Как же так получилось, что произошла эта великая перемена? Люди меняются, но не часто таким образом. Пламенный реформатор часто твердеет в жесткого консерватора. Радикал в религии очень вероятно присоединится к католической церкви. Если католик меняет свою религию, он переходит в атеизм. Качаться из одной крайности в другую — обычный опыт. Но это новая вещь — видеть спокойствие в юности, насилие в старости, — находить молодого человека мудрым и всесторонним, а старика — фанатичным и узколобым.
Мы думаем, что объяснение заключается в следующем.
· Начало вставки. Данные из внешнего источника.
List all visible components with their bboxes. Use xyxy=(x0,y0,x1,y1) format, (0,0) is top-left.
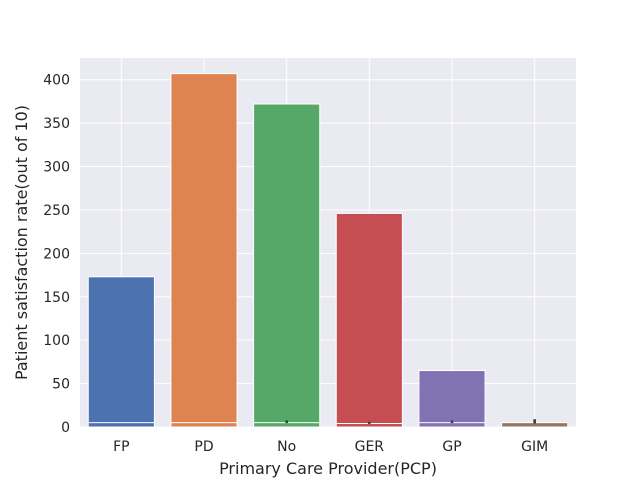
error-bars xyxy=(285,419,536,424)
y-tick-label: 400 xyxy=(43,73,70,89)
y-tick-label: 0 xyxy=(61,420,70,436)
plot-area xyxy=(80,58,576,427)
bar-no-series-2 xyxy=(253,422,321,428)
bar-no-series-1 xyxy=(253,103,321,428)
y-tick-labels: 0 50 100 150 200 250 300 350 400 xyxy=(43,73,70,436)
x-tick-labels: FP PD No GER GP GIM xyxy=(113,439,548,455)
bar-gp-series-2 xyxy=(418,422,486,428)
y-tick-label: 150 xyxy=(43,290,70,306)
bar-pd-series-1 xyxy=(170,73,238,428)
x-tick-label: GER xyxy=(355,439,385,455)
bar-ger-series-1 xyxy=(335,212,403,428)
y-tick-label: 250 xyxy=(43,203,70,219)
x-tick-label: PD xyxy=(194,439,213,455)
bars xyxy=(87,73,569,428)
y-tick-label: 200 xyxy=(43,246,70,262)
x-tick-label: FP xyxy=(113,439,130,455)
bar-fp-series-1 xyxy=(87,276,155,428)
x-tick-label: No xyxy=(277,439,296,455)
bar-fp-series-2 xyxy=(87,422,155,428)
y-tick-label: 350 xyxy=(43,116,70,132)
y-axis-label: Patient satisfaction rate(out of 10) xyxy=(12,105,31,380)
bar-pd-series-2 xyxy=(170,422,238,428)
x-axis-label: Primary Care Provider(PCP) xyxy=(219,459,437,478)
y-tick-label: 300 xyxy=(43,160,70,176)
x-tick-label: GIM xyxy=(521,439,548,455)
y-tick-label: 100 xyxy=(43,333,70,349)
x-tick-label: GP xyxy=(442,439,461,455)
bar-gp-series-1 xyxy=(418,370,486,428)
bar-ger-series-2 xyxy=(335,423,403,428)
y-tick-label: 50 xyxy=(52,377,70,393)
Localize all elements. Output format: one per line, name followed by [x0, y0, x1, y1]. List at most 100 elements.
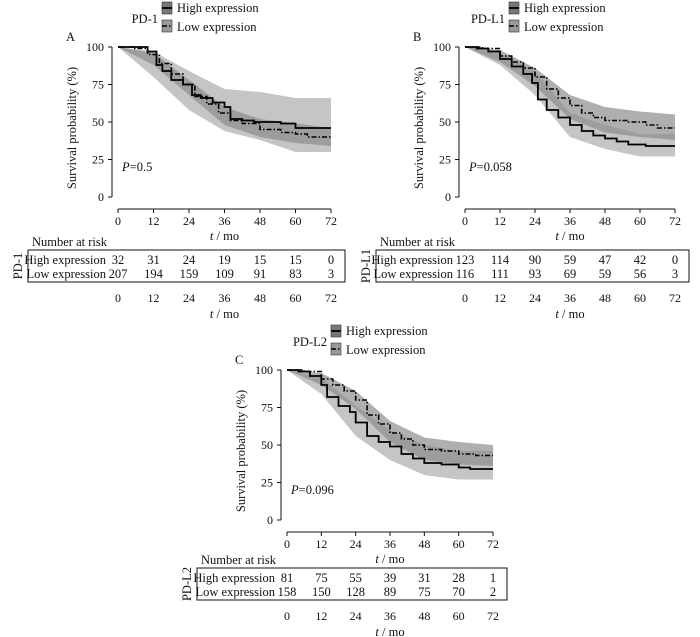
risk-count: 111: [491, 267, 509, 281]
risk-count: 109: [215, 267, 234, 281]
risk-x-tick-label: 0: [284, 609, 290, 623]
risk-x-tick-label: 72: [325, 291, 337, 305]
legend-label-low: Low expression: [177, 20, 257, 34]
risk-x-tick-label: 12: [315, 609, 327, 623]
x-tick-label: 12: [148, 214, 160, 228]
y-tick-label: 75: [261, 401, 273, 415]
x-tick-label: 36: [384, 537, 396, 551]
y-tick-label: 0: [98, 190, 104, 204]
ci-band-high-expression: [465, 47, 675, 157]
risk-count: 114: [491, 253, 510, 267]
x-tick-label: 60: [290, 214, 302, 228]
survival-curve-high-expression: [287, 369, 493, 470]
y-tick-label: 25: [261, 476, 273, 490]
y-tick-label: 100: [433, 40, 451, 54]
risk-count: 194: [144, 267, 164, 281]
x-tick-label: 0: [284, 537, 290, 551]
risk-count: 15: [254, 253, 267, 267]
risk-count: 1: [490, 571, 496, 585]
risk-count: 128: [346, 585, 365, 599]
p-value-label: P=0.096: [290, 483, 334, 497]
x-tick-label: 72: [669, 214, 681, 228]
panel-c: 0 25 50 75 100 0 12 24 36 48 60 72 Survival probabil…: [180, 324, 508, 637]
x-tick-label: 72: [487, 537, 499, 551]
risk-count: 59: [564, 253, 577, 267]
risk-x-axis-label: t / mo: [375, 625, 404, 637]
risk-table-side-label: PD-1: [11, 253, 25, 279]
risk-row-label: High expression: [24, 253, 106, 267]
risk-count: 2: [490, 585, 496, 599]
x-tick-label: 48: [254, 214, 266, 228]
risk-x-axis-label: t / mo: [210, 307, 239, 321]
risk-row-label: Low expression: [27, 267, 107, 281]
y-tick-label: 75: [92, 78, 104, 92]
x-tick-label: 36: [564, 214, 576, 228]
risk-count: 158: [278, 585, 297, 599]
y-tick-label: 50: [439, 115, 451, 129]
panel-b: 0 25 50 75 100 0 12 24 36 48 60 72 Survival probabil…: [359, 1, 690, 321]
ci-band-high-expression: [118, 47, 331, 152]
risk-count: 89: [384, 585, 397, 599]
risk-x-tick-label: 48: [254, 291, 266, 305]
panel-letter: C: [235, 353, 243, 367]
x-tick-label: 24: [350, 537, 362, 551]
survival-curve-low-expression: [465, 46, 675, 129]
risk-x-tick-label: 72: [669, 291, 681, 305]
risk-count: 15: [289, 253, 302, 267]
risk-table-side-label: PD-L1: [359, 249, 373, 283]
legend-title: PD-L2: [293, 335, 327, 349]
risk-count: 70: [452, 585, 465, 599]
y-tick-label: 50: [261, 438, 273, 452]
risk-table-box: [27, 249, 346, 283]
risk-count: 81: [281, 571, 294, 585]
risk-x-tick-label: 36: [384, 609, 396, 623]
risk-table-box: [375, 249, 690, 283]
risk-table-title: Number at risk: [201, 553, 277, 567]
risk-x-tick-label: 24: [529, 291, 541, 305]
panel-a: 0 25 50 75 100 0 12 24 36 48 60 72 Survival probabil…: [11, 1, 346, 321]
risk-count: 0: [328, 253, 334, 267]
x-tick-label: 60: [453, 537, 465, 551]
risk-count: 159: [180, 267, 199, 281]
x-tick-label: 72: [325, 214, 337, 228]
risk-x-tick-label: 12: [148, 291, 160, 305]
y-axis-label: Survival probability (%): [412, 67, 426, 189]
risk-count: 3: [328, 267, 334, 281]
legend-label-high: High expression: [346, 324, 428, 338]
risk-count: 75: [315, 571, 328, 585]
y-tick-label: 75: [439, 78, 451, 92]
risk-x-tick-label: 0: [115, 291, 121, 305]
risk-x-axis-label: t / mo: [555, 307, 584, 321]
y-tick-label: 100: [255, 363, 273, 377]
risk-row-label: Low expression: [374, 267, 454, 281]
legend-title: PD-1: [132, 12, 158, 26]
legend-label-low: Low expression: [524, 20, 604, 34]
x-tick-label: 12: [315, 537, 327, 551]
risk-x-tick-label: 60: [634, 291, 646, 305]
risk-x-tick-label: 48: [418, 609, 430, 623]
risk-x-tick-label: 0: [462, 291, 468, 305]
x-tick-label: 60: [634, 214, 646, 228]
risk-count: 59: [599, 267, 612, 281]
x-tick-label: 24: [183, 214, 195, 228]
y-axis-label: Survival probability (%): [65, 67, 79, 189]
risk-row-label: Low expression: [196, 585, 276, 599]
risk-count: 56: [634, 267, 647, 281]
risk-table-title: Number at risk: [380, 235, 456, 249]
risk-x-tick-label: 24: [183, 291, 195, 305]
x-tick-label: 0: [462, 214, 468, 228]
y-tick-label: 25: [439, 153, 451, 167]
risk-x-tick-label: 48: [599, 291, 611, 305]
y-axis-label: Survival probability (%): [234, 390, 248, 512]
risk-count: 207: [109, 267, 128, 281]
risk-x-tick-label: 12: [494, 291, 506, 305]
y-tick-label: 0: [445, 190, 451, 204]
risk-count: 47: [599, 253, 612, 267]
survival-curve-low-expression: [118, 46, 331, 138]
x-tick-label: 36: [219, 214, 231, 228]
risk-count: 42: [634, 253, 647, 267]
x-axis-label: t / mo: [210, 229, 239, 243]
panel-letter: A: [66, 30, 75, 44]
x-axis-label: t / mo: [375, 552, 404, 566]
Томас Карлейль с самого начала не проявил ни малейшего понимания существенного в христианстве. Воспитанный в Шотландии, унаследовав от кальвинизма чувство истины, любовь к справедливости и благоговение перед еврейской Библией, он никогда не переходил из иудаизма в христианство. Для него Оливер Кромвель — лучший тип истинной религии; непреклонная справедливость — лучший атрибут Бога или человека. Он поклонник Иеговы, а не Бога и Отца Господа Иисуса Христа. Он видит в Боге истину и справедливость; он не видит в нем любви. Он сам пророк по типу Илии и Иоанна Крестителя. Он — голос, вопиющий в пустыне; и мы можем сказать о нем, следовательно, как было сказано о его прототипе: «Он был светильник, горящий и светящий; а вы хотели малое время порадоваться при свете его», — но не всегда, — не теперь.